Fixed that by updating the config file directly inside the container. But login still didn't work.
The Real Problem: Ghost's Paranoid Security Feature
Ghost 5.118 introduced something called staffDeviceVerification. It's actually a good security feature. When you log in from a "new device," Ghost sends you an email with a verification code. Extra layer of protection.
The problem? Ghost determines "new device" based on IP address and session fingerprinting. Behind a reverse proxy, Ghost doesn't see your real IP. It sees the Docker internal network IP. So every single login looks like a suspicious new device.
And since I didn't have email configured... Ghost tried to send me a verification code, failed silently, and just hung forever.
No error message. No "check your email" prompt. Just an infinite spinner into the void.
Three hours of debugging for what turned out to be a security feature doing its job too well.
The Fix
Disable staffDeviceVerification in the Ghost config:
{
"security": {
"staffDeviceVerification": false
}
}Or via environment variable in docker-compose:
environment:
security__staffDeviceVerification: "false"Restart the container.
Login worked immediately.
I stared at my screen for a solid minute processing the fact that this was it. This was the whole thing.
Why This Is So Annoying
- Zero feedback. The login page gives you nothing. No error, no hint, no indication that it's waiting for email verification. Just endless spinner.

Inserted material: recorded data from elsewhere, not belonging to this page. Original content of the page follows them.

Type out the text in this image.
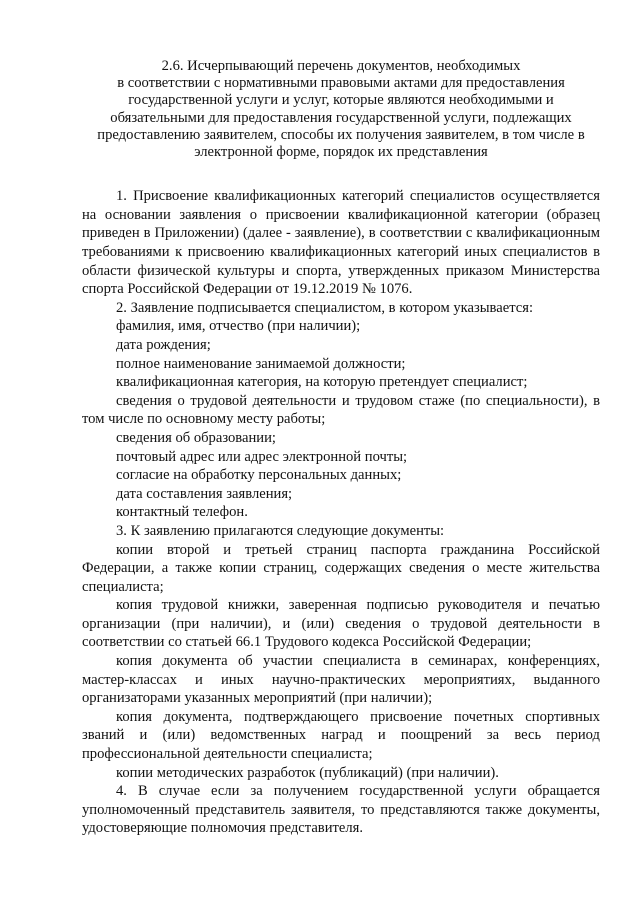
2.6. Исчерпывающий перечень документов, необходимых
в соответствии с нормативными правовыми актами для предоставления
государственной услуги и услуг, которые являются необходимыми и
обязательными для предоставления государственной услуги, подлежащих
предоставлению заявителем, способы их получения заявителем, в том числе в
электронной форме, порядок их представления

1. Присвоение квалификационных категорий специалистов осуществляется на основании заявления о присвоении квалификационной категории (образец приведен в Приложении) (далее - заявление), в соответствии с квалификационным требованиями к присвоению квалификационных категорий иных специалистов в области физической культуры и спорта, утвержденных приказом Министерства спорта Российской Федерации от 19.12.2019 № 1076.

2. Заявление подписывается специалистом, в котором указывается:

фамилия, имя, отчество (при наличии);

дата рождения;

полное наименование занимаемой должности;

квалификационная категория, на которую претендует специалист;

сведения о трудовой деятельности и трудовом стаже (по специальности), в том числе по основному месту работы;

сведения об образовании;

почтовый адрес или адрес электронной почты;

согласие на обработку персональных данных;

дата составления заявления;

контактный телефон.

3. К заявлению прилагаются следующие документы:

копии второй и третьей страниц паспорта гражданина Российской Федерации, а также копии страниц, содержащих сведения о месте жительства специалиста;

копия трудовой книжки, заверенная подписью руководителя и печатью организации (при наличии), и (или) сведения о трудовой деятельности в соответствии со статьей 66.1 Трудового кодекса Российской Федерации;

копия документа об участии специалиста в семинарах, конференциях, мастер-классах и иных научно-практических мероприятиях, выданного организаторами указанных мероприятий (при наличии);

копия документа, подтверждающего присвоение почетных спортивных званий и (или) ведомственных наград и поощрений за весь период профессиональной деятельности специалиста;

копии методических разработок (публикаций) (при наличии).

4. В случае если за получением государственной услуги обращается уполномоченный представитель заявителя, то представляются также документы, удостоверяющие полномочия представителя.
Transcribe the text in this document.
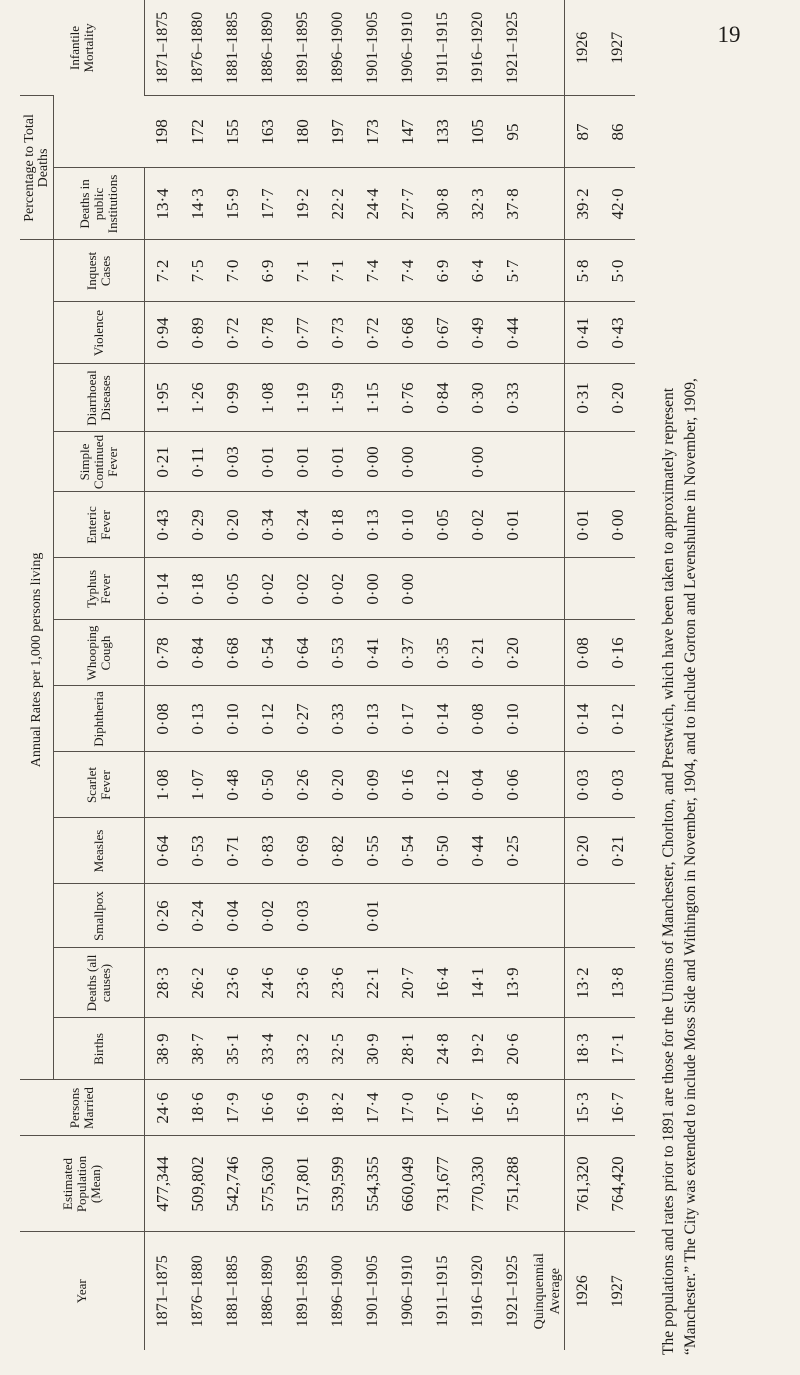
19
Year	Estimated Population (Mean)	Persons Married	Annual Rates per 1,000 persons living													Percentage to Total Deaths		Infantile Mortality	
			Births	Deaths (all causes)	Smallpox	Measles	Scarlet Fever	Diphtheria	Whooping Cough	Typhus Fever	Enteric Fever	Simple Continued Fever	Diarrhoeal Diseases	Violence	Inquest Cases	Deaths in public Institutions			
1871–1875	477,344	24·6	38·9	28·3	0·26	0·64	1·08	0·08	0·78	0·14	0·43	0·21	1·95	0·94	7·2	13·4	198	1871–1875	
1876–1880	509,802	18·6	38·7	26·2	0·24	0·53	1·07	0·13	0·84	0·18	0·29	0·11	1·26	0·89	7·5	14·3	172	1876–1880	
1881–1885	542,746	17·9	35·1	23·6	0·04	0·71	0·48	0·10	0·68	0·05	0·20	0·03	0·99	0·72	7·0	15·9	155	1881–1885	
1886–1890	575,630	16·6	33·4	24·6	0·02	0·83	0·50	0·12	0·54	0·02	0·34	0·01	1·08	0·78	6·9	17·7	163	1886–1890	
1891–1895	517,801	16·9	33·2	23·6	0·03	0·69	0·26	0·27	0·64	0·02	0·24	0·01	1·19	0·77	7·1	19·2	180	1891–1895	
1896–1900	539,599	18·2	32·5	23·6		0·82	0·20	0·33	0·53	0·02	0·18	0·01	1·59	0·73	7·1	22·2	197	1896–1900	
1901–1905	554,355	17·4	30·9	22·1	0·01	0·55	0·09	0·13	0·41	0·00	0·13	0·00	1·15	0·72	7·4	24·4	173	1901–1905	
1906–1910	660,049	17·0	28·1	20·7		0·54	0·16	0·17	0·37	0·00	0·10	0·00	0·76	0·68	7·4	27·7	147	1906–1910	
1911–1915	731,677	17·6	24·8	16·4		0·50	0·12	0·14	0·35		0·05		0·84	0·67	6·9	30·8	133	1911–1915	
1916–1920	770,330	16·7	19·2	14·1		0·44	0·04	0·08	0·21		0·02	0·00	0·30	0·49	6·4	32·3	105	1916–1920	
1921–1925	751,288	15·8	20·6	13·9		0·25	0·06	0·10	0·20		0·01		0·33	0·44	5·7	37·8	95	1921–1925	
Quinquennial Average																			
1926	761,320	15·3	18·3	13·2		0·20	0·03	0·14	0·08		0·01		0·31	0·41	5·8	39·2	87	1926	
1927	764,420	16·7	17·1	13·8		0·21	0·03	0·12	0·16		0·00		0·20	0·43	5·0	42·0	86	1927	

The populations and rates prior to 1891 are those for the Unions of Manchester, Chorlton, and Prestwich, which have been taken to approximately represent “Manchester.” The City was extended to include Moss Side and Withington in November, 1904, and to include Gorton and Levenshulme in November, 1909,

- The feature assumes you have email working. Which... fair. You probably should have email working on a production blog. But during initial setup or migration? Not always the case.
- Reverse proxies break the device detection. Ghost sees proxy IPs, not real client IPs. Unless you've got your X-Forwarded headers configured perfectly, every login looks suspicious.
- The config file vs environment variable thing is confusing. The docs say env vars override config. In practice, it's more nuanced than that. If config.production.json already has a value, Ghost uses it.
What I Learned
Check the actual config file inside the container. Not your docker-compose, not your .env file. The actual config.production.json that Ghost is reading.
Read the logs before going down rabbit holes. I spent way too long messing with Traefik rules when the logs clearly showed an authentication issue.
Security features can fail silently. Ghost's device verification is good security. But when it can't send email, it should probably tell you that instead of just... not.
Configure email early. Would've avoided this whole thing if I'd set up SMTP first. Lesson learned.
Checklist If You're Moving Ghost to a Subpath
- Update your reverse proxy routing rules
- Set the correct URL in your Ghost config (check INSIDE the container)
- Either configure SMTP email OR disable staffDeviceVerification temporarily
- Make sure X-Forwarded-Proto is set to https
- Make sure X-Forwarded-For passes the real client IP
- Don't use stripPrefix middleware. Ghost needs to see the full path
- Clear browser cookies before testing
- Actually read the logs when things break
Final Thoughts
Self-hosting is great until it isn't. This was one of those moments where I questioned every decision that led me to running my own infrastructure instead of just paying for Ghost Pro.
But then I fixed it, and now I have a blog running exactly how I want, where I want, and I understand the whole stack. That's worth something.
Also I have a blog post out of it. Always be content farming your own suffering.